When I first became a coach for the Heart Walk, I did it as part of my job. I believed in the mission, but I hadn’t yet lived it. Then everything changed.
I’ll never forget the day I got the call that my grandmother had a stroke. I was pulling into the parking garage at work. She recovered for a while, but after a fall, her health began to decline. She suffered additional strokes that slowly took away her mobility, her speech — and eventually, her life. Watching that progression firsthand gave me a deeper understanding of just how devastating stroke can be.
Then on Tuesday, August 5, 2025, my world shifted again. My husband, only 44 years old, thought he was having a heart attack. While it wasn’t a heart attack, the paramedics noticed something abnormal in his EKG. We went straight to UAB Hospital — not just because I work there, but because I knew the people, the care, and the heart behind the team. A few days later, he was diagnosed with severe coronary artery disease and underwent surgery.

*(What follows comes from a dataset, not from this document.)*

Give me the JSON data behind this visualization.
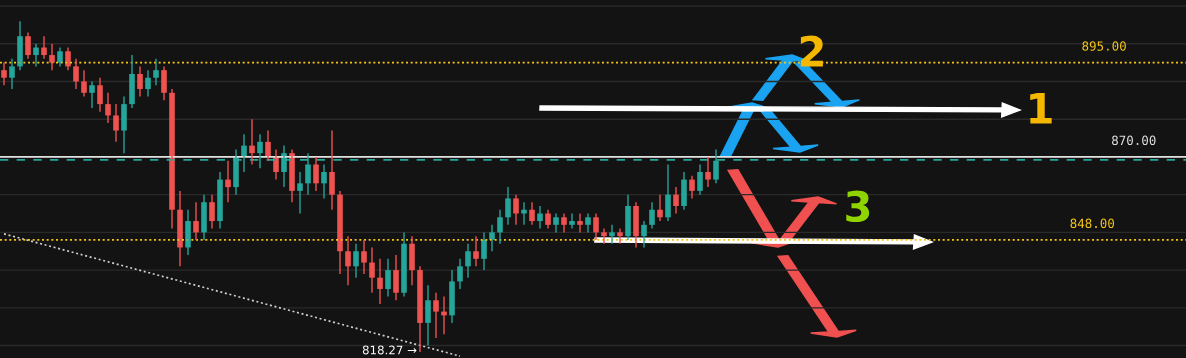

It was terrifying. But what brought me peace was knowing he was in the hands of the same incredible people I work alongside every day — doctors, nurses, EVS workers, kitchen staff — a team that shows up for their patients with excellence and compassion.
My husband is not the picture of someone you’d expect to have heart issues. He eats better than anyone I know — chicken, rice, and steamed broccoli like clockwork. But his challenge was genetic, not lifestyle-based. That’s why I walk: to raise awareness that heart disease doesn’t discriminate. It can affect anyone, at any age.
I walk to honor my grandmother.
I walk in gratitude for my husband’s second chance.
I walk for the amazing team at UAB Hospital.
And I walk so that our community knows the truth — that heart disease is real, it’s serious, and it’s something we can fight together.